Best Documentaries 2016/ Intro
2016… should I choose 20 or 16 as the Best Documentaries I have seen this year. I took 16. They appear in a random order. I have not put them in order of 1, 2, 3 etc. with 1 being the best. Should I be asked if any of the films stand out: Yes, Abbas Fahdel’s extraordinary 5 hour long ”Homeland, Iraq Year Zero”. I was lucky to be a jury member at the Dokufest in Prizren, where the film was shown. It was my first visit to the festival in Kosovo that has found its own fine way of treating the audience with documentaries of artistic quality.
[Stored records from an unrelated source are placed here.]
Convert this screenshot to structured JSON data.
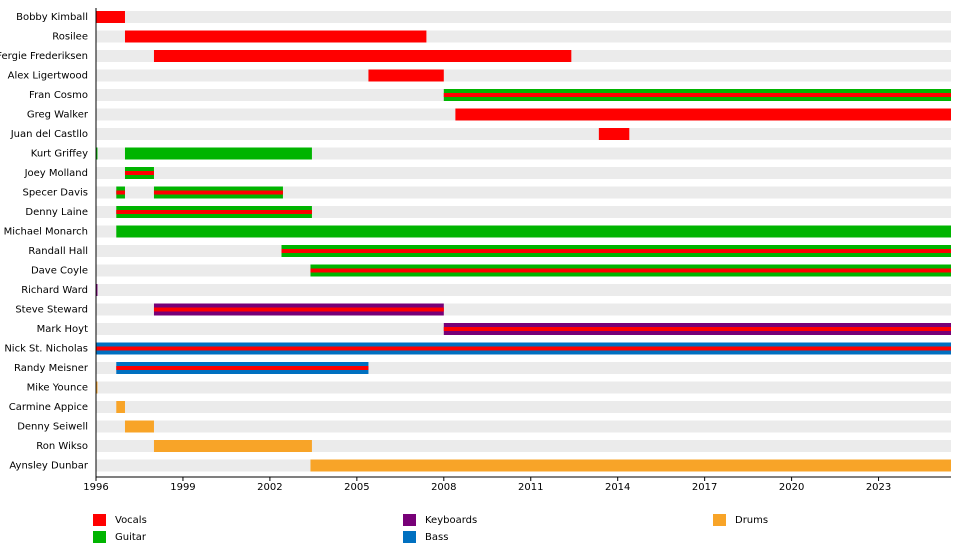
{
  "chart_data": {
    "type": "timeline",
    "xlim": [
      1996,
      2025.5
    ],
    "xticks": [
      1996,
      1999,
      2002,
      2005,
      2008,
      2011,
      2014,
      2017,
      2020,
      2023
    ],
    "roles": [
      {
        "name": "Vocals",
        "color": "#ff0000"
      },
      {
        "name": "Guitar",
        "color": "#00b400"
      },
      {
        "name": "Keyboards",
        "color": "#770077"
      },
      {
        "name": "Bass",
        "color": "#0070c0"
      },
      {
        "name": "Drums",
        "color": "#f8a428"
      }
    ],
    "rows": [
      {
        "name": "Bobby Kimball",
        "spans": [
          {
            "start": 1996,
            "end": 1997,
            "roles": [
              "Vocals"
            ]
          }
        ]
      },
      {
        "name": "Rosilee",
        "spans": [
          {
            "start": 1997,
            "end": 2007.4,
            "roles": [
              "Vocals"
            ]
          }
        ]
      },
      {
        "name": "Fergie Frederiksen",
        "spans": [
          {
            "start": 1998,
            "end": 2012.4,
            "roles": [
              "Vocals"
            ]
          }
        ]
      },
      {
        "name": "Alex Ligertwood",
        "spans": [
          {
            "start": 2005.4,
            "end": 2008,
            "roles": [
              "Vocals"
            ]
          }
        ]
      },
      {
        "name": "Fran Cosmo",
        "spans": [
          {
            "start": 2008,
            "end": 2025.5,
            "roles": [
              "Guitar",
              "Vocals"
            ]
          }
        ]
      },
      {
        "name": "Greg Walker",
        "spans": [
          {
            "start": 2008.4,
            "end": 2025.5,
            "roles": [
              "Vocals"
            ]
          }
        ]
      },
      {
        "name": "Juan del Castllo",
        "spans": [
          {
            "start": 2013.35,
            "end": 2014.4,
            "roles": [
              "Vocals"
            ]
          }
        ]
      },
      {
        "name": "Kurt Griffey",
        "spans": [
          {
            "start": 1996,
            "end": 1996.05,
            "roles": [
              "Guitar"
            ]
          },
          {
            "start": 1997,
            "end": 2003.45,
            "roles": [
              "Guitar"
            ]
          }
        ]
      },
      {
        "name": "Joey Molland",
        "spans": [
          {
            "start": 1997,
            "end": 1998,
            "roles": [
              "Guitar",
              "Vocals"
            ]
          }
        ]
      },
      {
        "name": "Specer Davis",
        "spans": [
          {
            "start": 1996.7,
            "end": 1997,
            "roles": [
              "Guitar",
              "Vocals"
            ]
          },
          {
            "start": 1998,
            "end": 2002.45,
            "roles": [
              "Guitar",
              "Vocals"
            ]
          }
        ]
      },
      {
        "name": "Denny Laine",
        "spans": [
          {
            "start": 1996.7,
            "end": 2003.45,
            "roles": [
              "Guitar",
              "Vocals"
            ]
          }
        ]
      },
      {
        "name": "Michael Monarch",
        "spans": [
          {
            "start": 1996.7,
            "end": 2025.5,
            "roles": [
              "Guitar"
            ]
          }
        ]
      },
      {
        "name": "Randall Hall",
        "spans": [
          {
            "start": 2002.4,
            "end": 2025.5,
            "roles": [
              "Guitar",
              "Vocals"
            ]
          }
        ]
      },
      {
        "name": "Dave Coyle",
        "spans": [
          {
            "start": 2003.4,
            "end": 2025.5,
            "roles": [
              "Guitar",
              "Vocals"
            ]
          }
        ]
      },
      {
        "name": "Richard Ward",
        "spans": [
          {
            "start": 1996,
            "end": 1996.05,
            "roles": [
              "Keyboards"
            ]
          }
        ]
      },
      {
        "name": "Steve Steward",
        "spans": [
          {
            "start": 1998,
            "end": 2008,
            "roles": [
              "Keyboards",
              "Vocals"
            ]
          }
        ]
      },
      {
        "name": "Mark Hoyt",
        "spans": [
          {
            "start": 2008,
            "end": 2025.5,
            "roles": [
              "Keyboards",
              "Vocals"
            ]
          }
        ]
      },
      {
        "name": "Nick St. Nicholas",
        "spans": [
          {
            "start": 1996,
            "end": 2025.5,
            "roles": [
              "Bass",
              "Vocals"
            ]
          }
        ]
      },
      {
        "name": "Randy Meisner",
        "spans": [
          {
            "start": 1996.7,
            "end": 2005.4,
            "roles": [
              "Bass",
              "Vocals"
            ]
          }
        ]
      },
      {
        "name": "Mike Younce",
        "spans": [
          {
            "start": 1996,
            "end": 1996.05,
            "roles": [
              "Drums"
            ]
          }
        ]
      },
      {
        "name": "Carmine Appice",
        "spans": [
          {
            "start": 1996.7,
            "end": 1997,
            "roles": [
              "Drums"
            ]
          }
        ]
      },
      {
        "name": "Denny Seiwell",
        "spans": [
          {
            "start": 1997,
            "end": 1998,
            "roles": [
              "Drums"
            ]
          }
        ]
      },
      {
        "name": "Ron Wikso",
        "spans": [
          {
            "start": 1998,
            "end": 2003.45,
            "roles": [
              "Drums"
            ]
          }
        ]
      },
      {
        "name": "Aynsley Dunbar",
        "spans": [
          {
            "start": 2003.4,
            "end": 2025.5,
            "roles": [
              "Drums"
            ]
          }
        ]
      }
    ]
  }
}
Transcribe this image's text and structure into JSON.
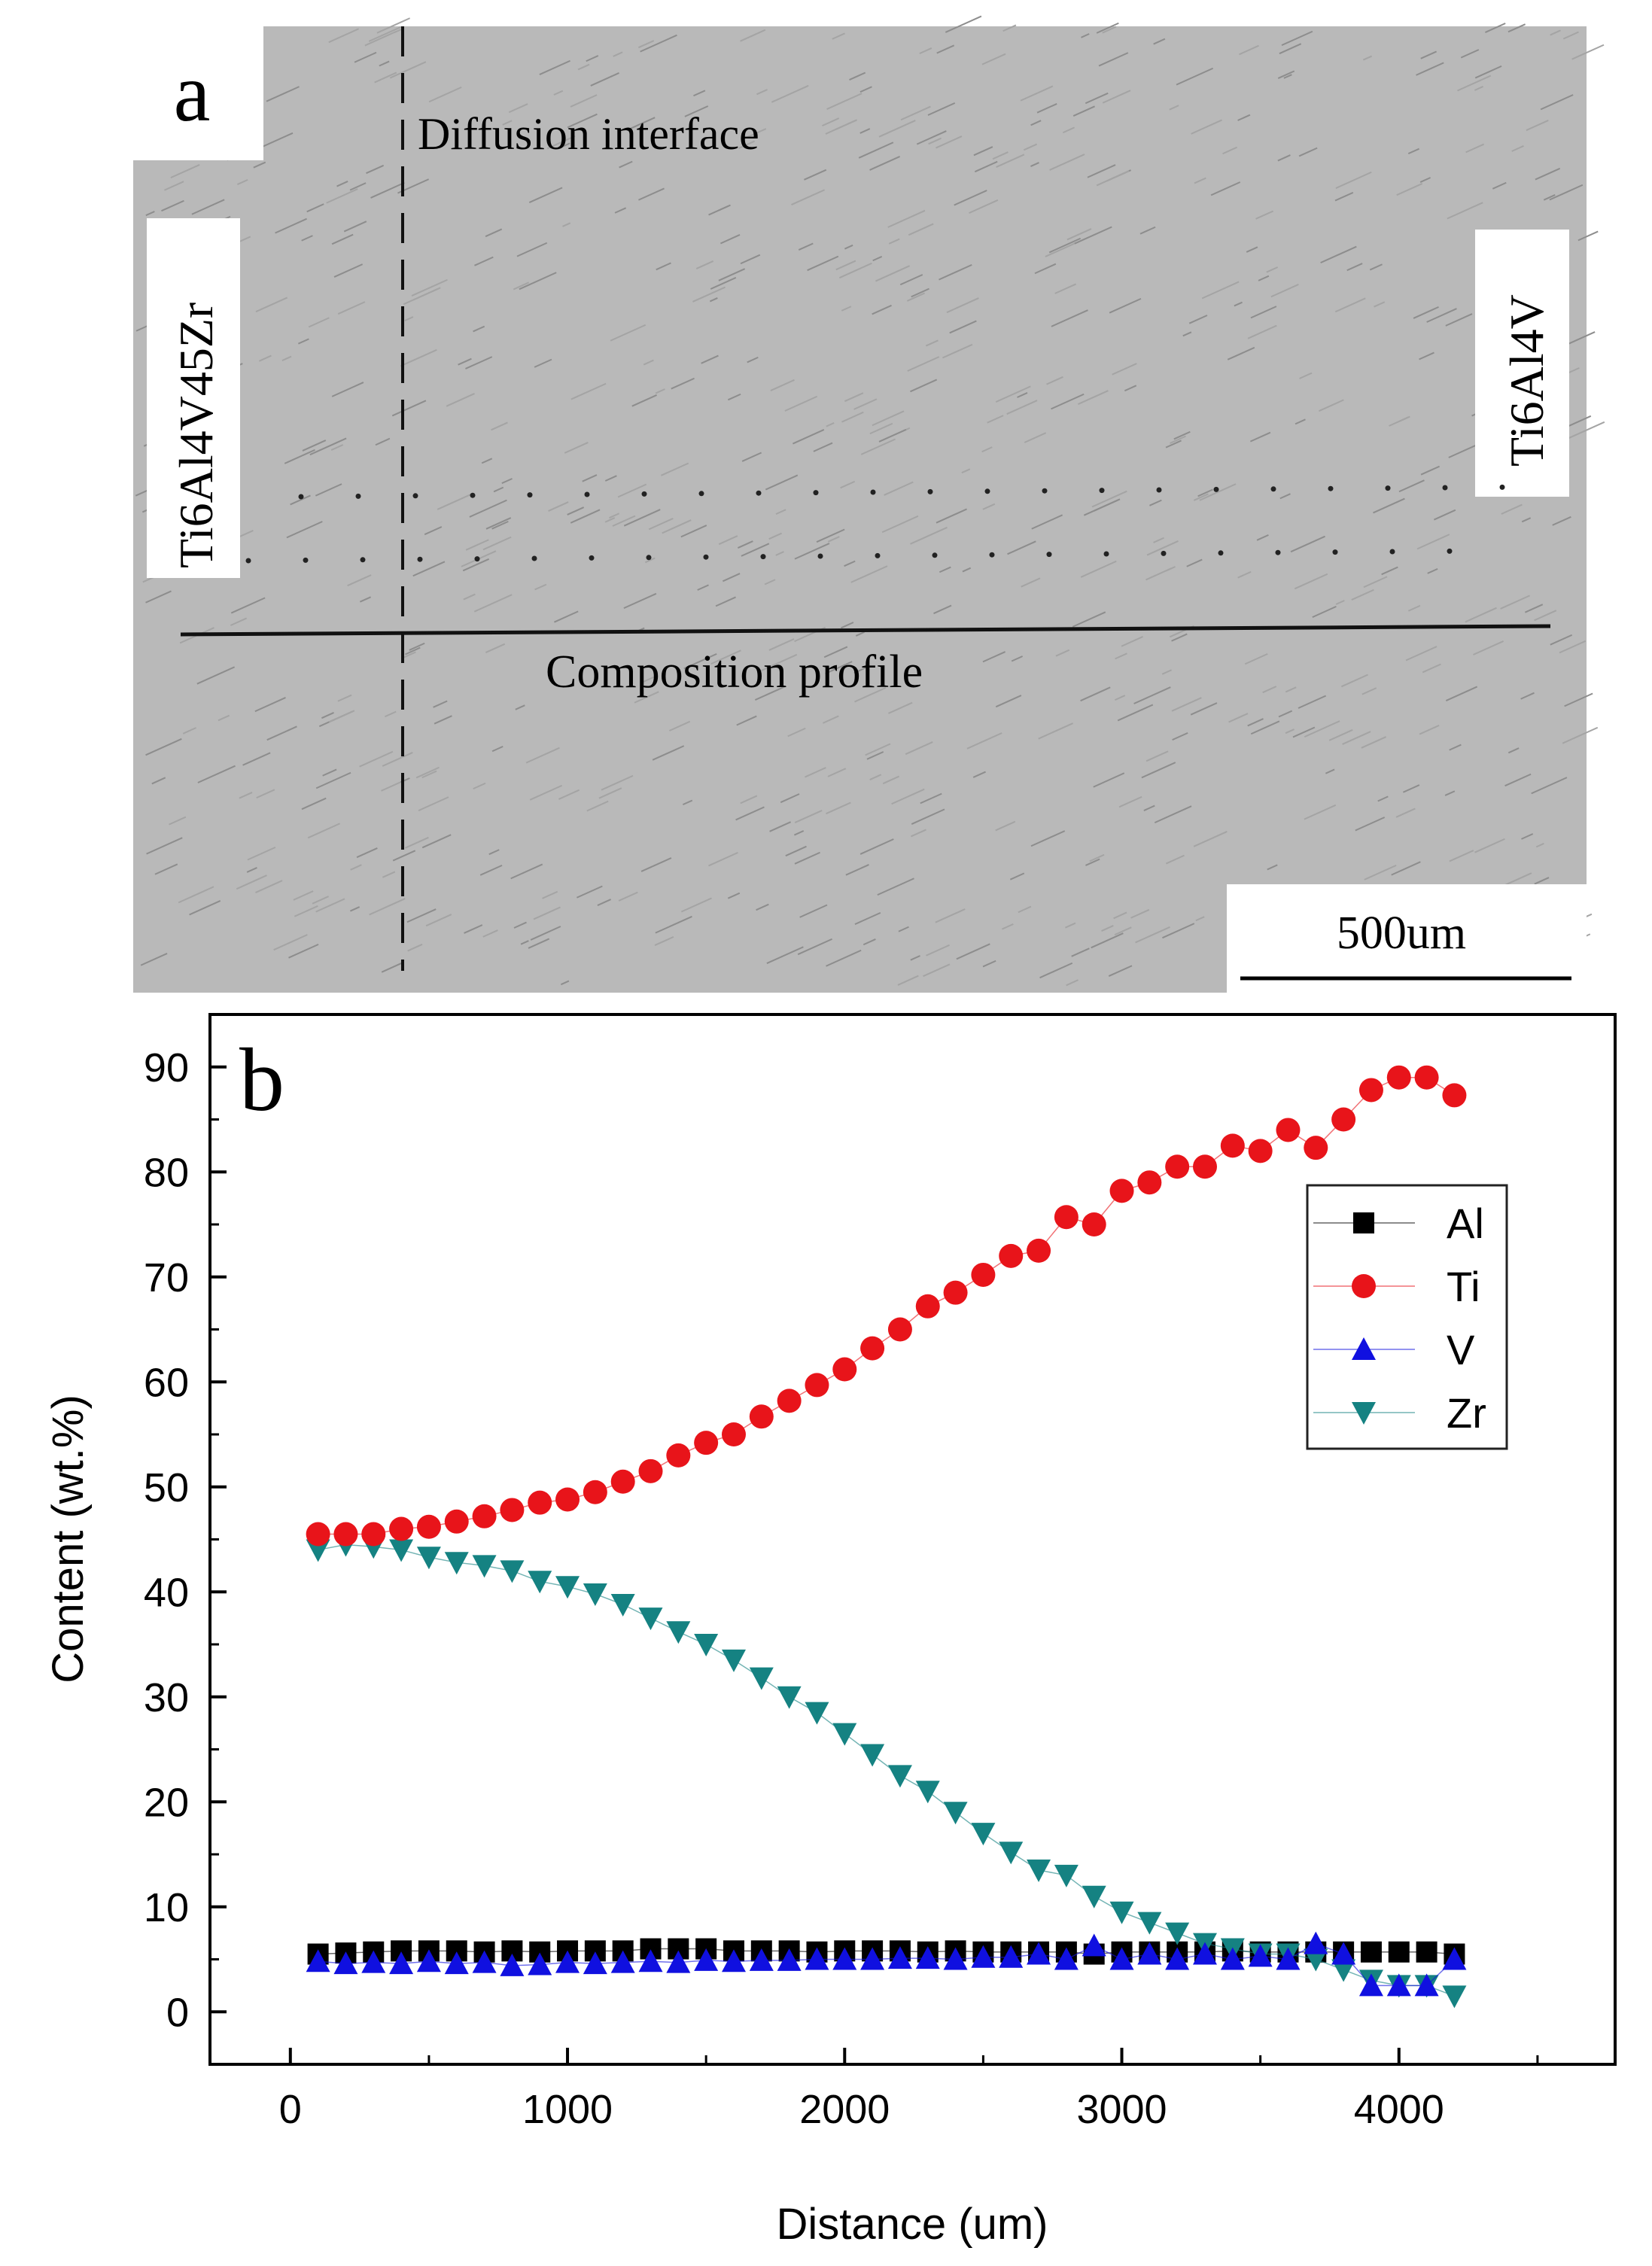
{
  "panel_a": {
    "label": "a",
    "interface_label": "Diffusion interface",
    "left_alloy": "Ti6Al4V45Zr",
    "right_alloy": "Ti6Al4V",
    "profile_label": "Composition profile",
    "scale_bar": "500um"
  },
  "chart_data": {
    "type": "scatter",
    "panel_label": "b",
    "title": "",
    "xlabel": "Distance (um)",
    "ylabel": "Content (wt.%)",
    "xlim": [
      -290,
      4780
    ],
    "ylim": [
      -5,
      95
    ],
    "xticks": [
      0,
      1000,
      2000,
      3000,
      4000
    ],
    "yticks": [
      0,
      10,
      20,
      30,
      40,
      50,
      60,
      70,
      80,
      90
    ],
    "grid": false,
    "legend_position": "top-right",
    "x": [
      100,
      200,
      300,
      400,
      500,
      600,
      700,
      800,
      900,
      1000,
      1100,
      1200,
      1300,
      1400,
      1500,
      1600,
      1700,
      1800,
      1900,
      2000,
      2100,
      2200,
      2300,
      2400,
      2500,
      2600,
      2700,
      2800,
      2900,
      3000,
      3100,
      3200,
      3300,
      3400,
      3500,
      3600,
      3700,
      3800,
      3900,
      4000,
      4100,
      4200
    ],
    "series": [
      {
        "name": "Al",
        "marker": "square",
        "color": "#000000",
        "values": [
          5.5,
          5.6,
          5.7,
          5.8,
          5.8,
          5.8,
          5.7,
          5.8,
          5.7,
          5.8,
          5.8,
          5.8,
          6.0,
          6.0,
          6.0,
          5.8,
          5.8,
          5.8,
          5.7,
          5.8,
          5.8,
          5.8,
          5.7,
          5.8,
          5.7,
          5.7,
          5.7,
          5.7,
          5.5,
          5.7,
          5.7,
          5.7,
          5.7,
          5.8,
          5.7,
          5.7,
          5.7,
          5.7,
          5.7,
          5.7,
          5.7,
          5.5
        ]
      },
      {
        "name": "Ti",
        "marker": "circle",
        "color": "#e8141a",
        "values": [
          45.5,
          45.5,
          45.5,
          46.0,
          46.2,
          46.7,
          47.2,
          47.8,
          48.5,
          48.8,
          49.5,
          50.5,
          51.5,
          53.0,
          54.2,
          55.0,
          56.7,
          58.2,
          59.7,
          61.2,
          63.2,
          65.0,
          67.2,
          68.5,
          70.2,
          72.0,
          72.5,
          75.7,
          75.0,
          78.2,
          79.0,
          80.5,
          80.5,
          82.5,
          82.0,
          84.0,
          82.3,
          85.0,
          87.8,
          89.0,
          89.0,
          87.3
        ]
      },
      {
        "name": "V",
        "marker": "triangle-up",
        "color": "#1010e0",
        "values": [
          4.8,
          4.6,
          4.7,
          4.6,
          4.8,
          4.6,
          4.7,
          4.4,
          4.5,
          4.7,
          4.6,
          4.7,
          4.8,
          4.7,
          4.9,
          4.8,
          4.9,
          4.9,
          5.0,
          5.0,
          5.0,
          5.1,
          5.1,
          5.0,
          5.2,
          5.2,
          5.5,
          5.0,
          6.3,
          5.0,
          5.5,
          5.0,
          5.5,
          5.0,
          5.3,
          5.0,
          6.5,
          5.5,
          2.5,
          2.5,
          2.5,
          5.0
        ]
      },
      {
        "name": "Zr",
        "marker": "triangle-down",
        "color": "#158282",
        "values": [
          44.0,
          44.5,
          44.3,
          44.0,
          43.3,
          42.8,
          42.5,
          42.0,
          41.0,
          40.5,
          39.8,
          38.8,
          37.5,
          36.2,
          35.0,
          33.5,
          31.8,
          30.0,
          28.5,
          26.5,
          24.5,
          22.5,
          21.0,
          19.0,
          17.0,
          15.2,
          13.5,
          13.0,
          11.0,
          9.5,
          8.5,
          7.5,
          6.5,
          6.0,
          5.5,
          5.5,
          5.0,
          4.0,
          3.0,
          2.5,
          2.5,
          1.5
        ]
      }
    ]
  }
}
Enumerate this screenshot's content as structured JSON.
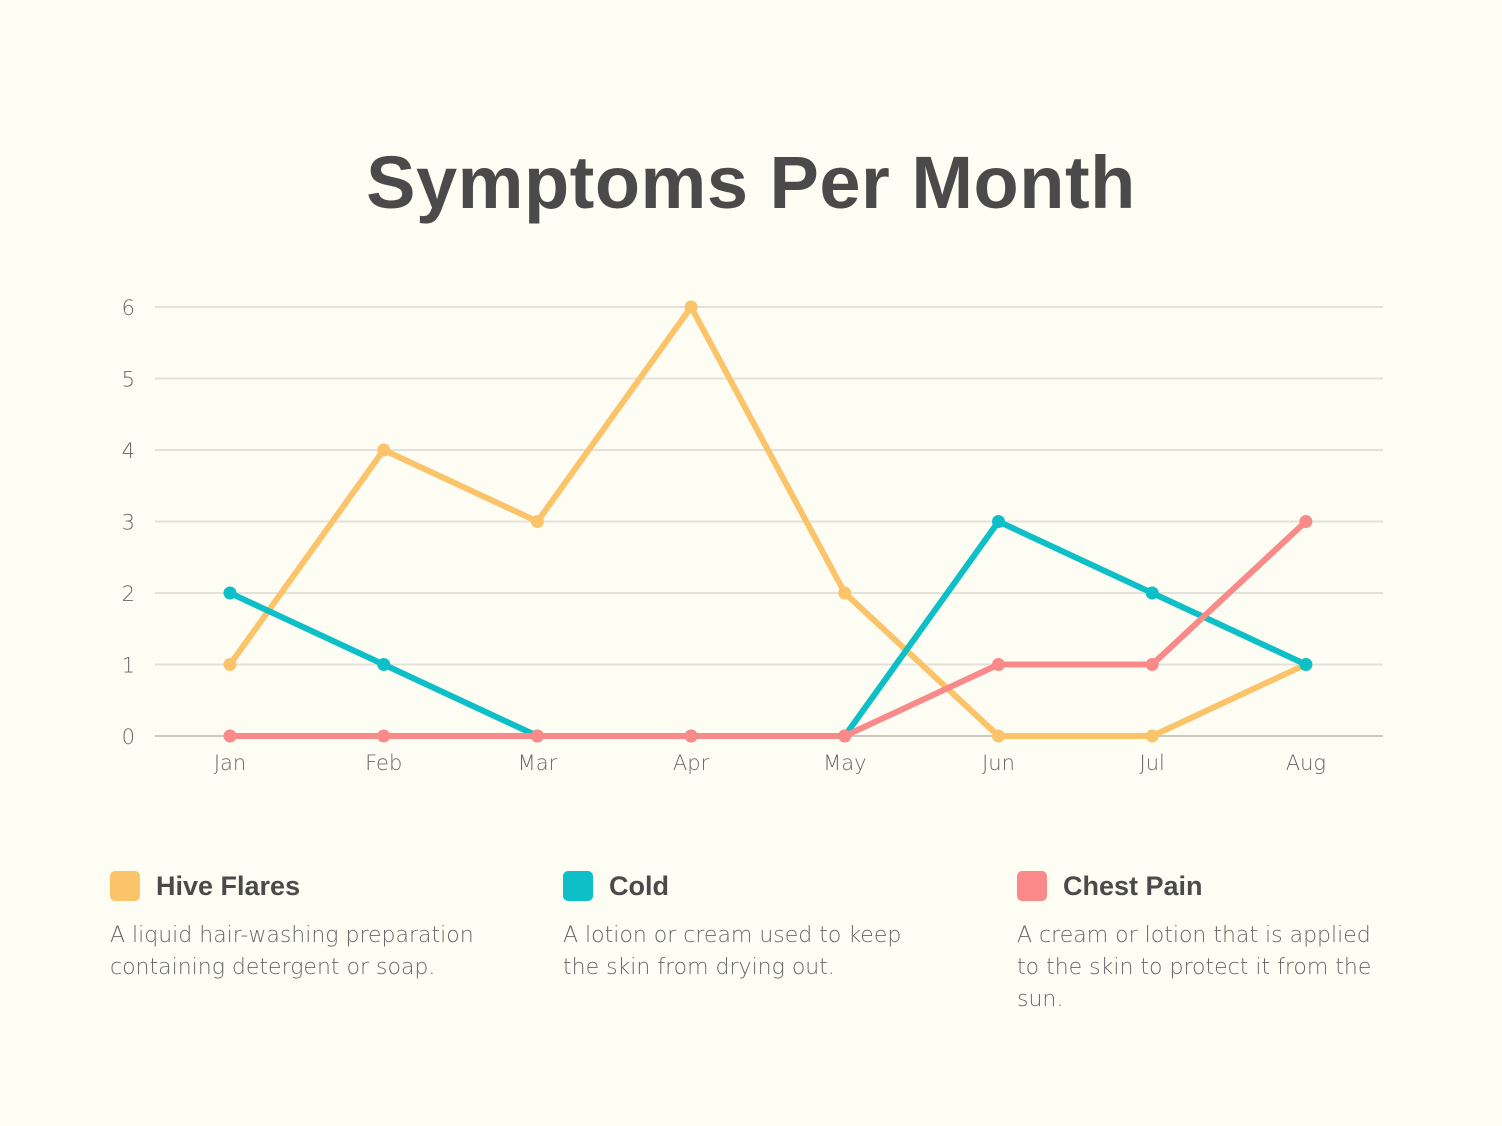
{
  "chart_data": {
    "type": "line",
    "title": "Symptoms Per Month",
    "categories": [
      "Jan",
      "Feb",
      "Mar",
      "Apr",
      "May",
      "Jun",
      "Jul",
      "Aug"
    ],
    "ylim": [
      0,
      6
    ],
    "yticks": [
      0,
      1,
      2,
      3,
      4,
      5,
      6
    ],
    "grid": true,
    "legend_position": "bottom",
    "series": [
      {
        "name": "Hive Flares",
        "color": "#fcc46a",
        "values": [
          1,
          4,
          3,
          6,
          2,
          0,
          0,
          1
        ]
      },
      {
        "name": "Cold",
        "color": "#0dbfc7",
        "values": [
          2,
          1,
          0,
          0,
          0,
          3,
          2,
          1
        ]
      },
      {
        "name": "Chest Pain",
        "color": "#fa8a8a",
        "values": [
          0,
          0,
          0,
          0,
          0,
          1,
          1,
          3
        ]
      }
    ]
  },
  "legend": [
    {
      "name": "Hive Flares",
      "color": "#fcc46a",
      "description": "A liquid hair-washing preparation containing detergent or soap."
    },
    {
      "name": "Cold",
      "color": "#0dbfc7",
      "description": "A lotion or cream used to keep the skin from drying out."
    },
    {
      "name": "Chest Pain",
      "color": "#fa8a8a",
      "description": "A cream or lotion that is applied to the skin to protect it from the sun."
    }
  ]
}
Other three of the films on the list I enjoyed at the well programmed DOK Leipzig: Sergei Loznitsa’s ”Austerlitz”, Vitaly Mansky’s ”Close Relations” and Miroslav Janek’s ”Normal Autistic Film”, which of course also reveal my love to documentaries from the Eastern part of Europe. 2016 brought a new film by Lithuanian master Audrius Stonys as well as the chamberplay by Pawel Lozinski ”You have no Idea How Much I Love You” that had its premiere at the festival in Krakow that also premiered talented Piotr Stasik’s NY film ”21 x New York”. I have high expectations to his next film(s) as I have to Georgian Salomé Jashi, whose beautiful ”The Dazzling Light of Sunset” is on the list as is Serbian Ognjen Glavonic with his ”Depth Two”.
But it is not all Eastern docs, there are three American films on the list: Laura Israel’s film on ”Robert Frank, Don’t Blink”, Kirsten Johnson’s ”Cameraperson” and Raoul Peck’s ”I am not Your Negro”. The two last ones are on the way to be Oscar nominated, I cross my fingers.
From IDFA, Amsterdam I picked ”Machines” by Indian Rahul Jain, ”Mogadishu Soldier” by Torstein Grude and Niels Pagh Andersen and ”Liberation Day” by Ugis Olte and Morten Traavik. And from DocsBarcelona Argentinian Martin Solá’s ”Chechen Family”.
16 films that will stay in my mind. And 16 films we have written about in reviews or note-wise on this site. 2016, a good year for artistic documentaries.
The photo is from Dokufest, Prizren, Lumbhardi Cinema.